17. I accept Dr Francis’ opinion.
CONCLUSION
-
Having carefully considered the available evidence, I am satisfied that the care Ms Hobbs received in the period proximate to her death was reasonable and appropriate.
-
As noted above, Ms Hobbs’ death was reportable by virtue of section 4(2)(c) of the Act because, immediately before her death, she was a person placed in care as defined in section 3 of the Act. Section 52 of the Act requires an inquest to be held, except in circumstances where someone is deemed to have died from natural causes. In the circumstances, I am satisfied that Ms Hobbs died from natural causes and that no further investigation is required. Accordingly, I exercise my discretion under section 52(3A) of the Act not to hold an Inquest into her death.
FINDINGS
- Pursuant to section 67(1) of the Act, I make the following findings: a) the identity of the deceased was Dianne Christine Hobbs, born 26 January 1954; b) the death occurred on 04 February 2023 at 56 Sladen Street, Hamlyn Heights, Victoria, 3215, from metastatic ovarian adenocarcinoma; and c) the death occurred in the circumstances described above.
I convey my sincere condolences to Ms Hobbs’ family for their loss.
Pursuant to section 73(1B) of the Act, I order that this finding be published on the Coroners Court of Victoria website in accordance with the rules.

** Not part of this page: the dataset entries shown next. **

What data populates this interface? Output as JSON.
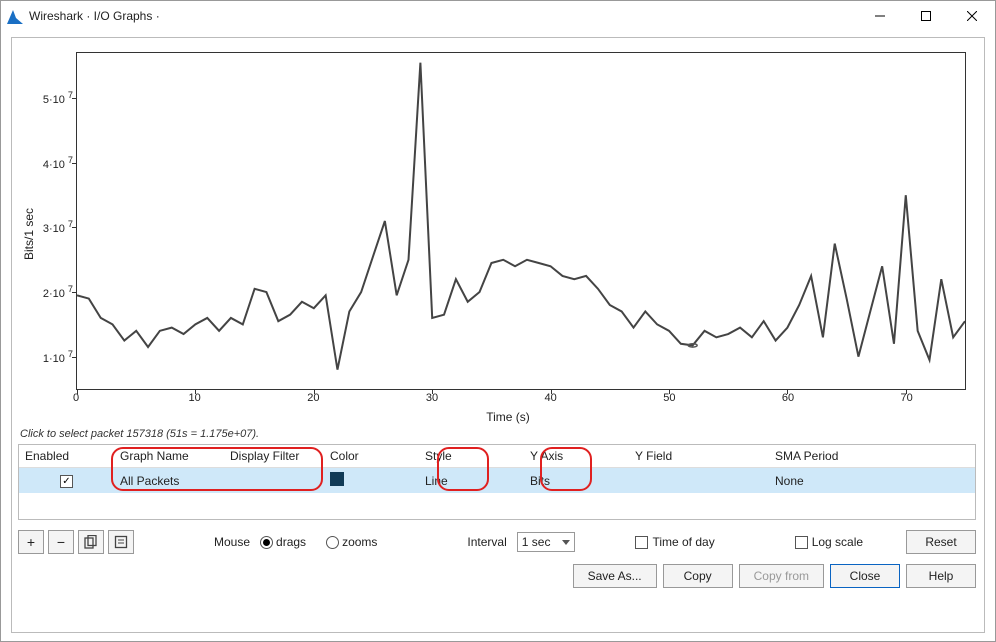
{
  "window": {
    "title": "Wireshark · I/O Graphs ·",
    "min_icon": "minimize-icon",
    "max_icon": "maximize-icon",
    "close_icon": "close-icon"
  },
  "chart": {
    "ylabel": "Bits/1 sec",
    "xlabel": "Time (s)",
    "yticks": [
      "1·10 7",
      "2·10 7",
      "3·10 7",
      "4·10 7",
      "5·10 7"
    ],
    "xticks": [
      "0",
      "10",
      "20",
      "30",
      "40",
      "50",
      "60",
      "70"
    ]
  },
  "chart_data": {
    "type": "line",
    "title": "",
    "xlabel": "Time (s)",
    "ylabel": "Bits/1 sec",
    "xlim": [
      0,
      75
    ],
    "ylim": [
      5000000,
      57000000
    ],
    "grid": false,
    "series": [
      {
        "name": "All Packets",
        "x": [
          0,
          1,
          2,
          3,
          4,
          5,
          6,
          7,
          8,
          9,
          10,
          11,
          12,
          13,
          14,
          15,
          16,
          17,
          18,
          19,
          20,
          21,
          22,
          23,
          24,
          25,
          26,
          27,
          28,
          29,
          30,
          31,
          32,
          33,
          34,
          35,
          36,
          37,
          38,
          39,
          40,
          41,
          42,
          43,
          44,
          45,
          46,
          47,
          48,
          49,
          50,
          51,
          52,
          53,
          54,
          55,
          56,
          57,
          58,
          59,
          60,
          61,
          62,
          63,
          64,
          65,
          66,
          67,
          68,
          69,
          70,
          71,
          72,
          73,
          74,
          75
        ],
        "values": [
          19500000,
          19000000,
          16000000,
          15000000,
          12500000,
          14000000,
          11500000,
          14000000,
          14500000,
          13500000,
          15000000,
          16000000,
          14000000,
          16000000,
          15000000,
          20500000,
          20000000,
          15500000,
          16500000,
          18500000,
          17500000,
          19500000,
          8000000,
          17000000,
          20000000,
          25500000,
          31000000,
          19500000,
          25000000,
          55500000,
          16000000,
          16500000,
          22000000,
          18500000,
          20000000,
          24500000,
          25000000,
          24000000,
          25000000,
          24500000,
          24000000,
          22500000,
          22000000,
          22500000,
          20500000,
          18000000,
          17000000,
          14500000,
          17000000,
          15000000,
          14000000,
          12000000,
          11750000,
          14000000,
          13000000,
          13500000,
          14500000,
          13000000,
          15500000,
          12500000,
          14500000,
          18000000,
          22500000,
          13000000,
          27500000,
          19000000,
          10000000,
          17000000,
          24000000,
          12000000,
          35000000,
          14000000,
          9500000,
          22000000,
          13000000,
          15500000
        ]
      }
    ],
    "markers": [
      {
        "x": 52,
        "y": 11750000
      }
    ]
  },
  "status": "Click to select packet 157318 (51s = 1.175e+07).",
  "table": {
    "headers": {
      "enabled": "Enabled",
      "name": "Graph Name",
      "filter": "Display Filter",
      "color": "Color",
      "style": "Style",
      "yaxis": "Y Axis",
      "yfield": "Y Field",
      "sma": "SMA Period"
    },
    "row": {
      "checked": true,
      "name": "All Packets",
      "filter": "",
      "color": "#103a56",
      "style": "Line",
      "yaxis": "Bits",
      "yfield": "",
      "sma": "None"
    }
  },
  "toolbar": {
    "add": "+",
    "remove": "−",
    "mouse_label": "Mouse",
    "radio_drags": "drags",
    "radio_zooms": "zooms",
    "interval_label": "Interval",
    "interval_value": "1 sec",
    "timeofday": "Time of day",
    "logscale": "Log scale",
    "reset": "Reset"
  },
  "buttons": {
    "saveas": "Save As...",
    "copy": "Copy",
    "copyfrom": "Copy from",
    "close": "Close",
    "help": "Help"
  }
}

I direct that a copy of this finding be provided to the following: Barry Hobbs, Senior Next of Kin Barwon Health National Disability Insurance Scheme Quality and Safeguards Commission Constable Dylan Furness, Coroner’s Investigator Signature: ___________________________________ Coroner David Ryan Date : 29 August 2023 NOTE: Under section 83 of the Coroners Act 2008 ('the Act'), a person with sufficient interest in an investigation may appeal to the Trial Division of the Supreme Court against the findings of a coroner in respect of a death after an investigation. An appeal must be made within 6 months after the day on which the determination is made, unless the Supreme Court grants leave to appeal out of time under section 86 of the Act.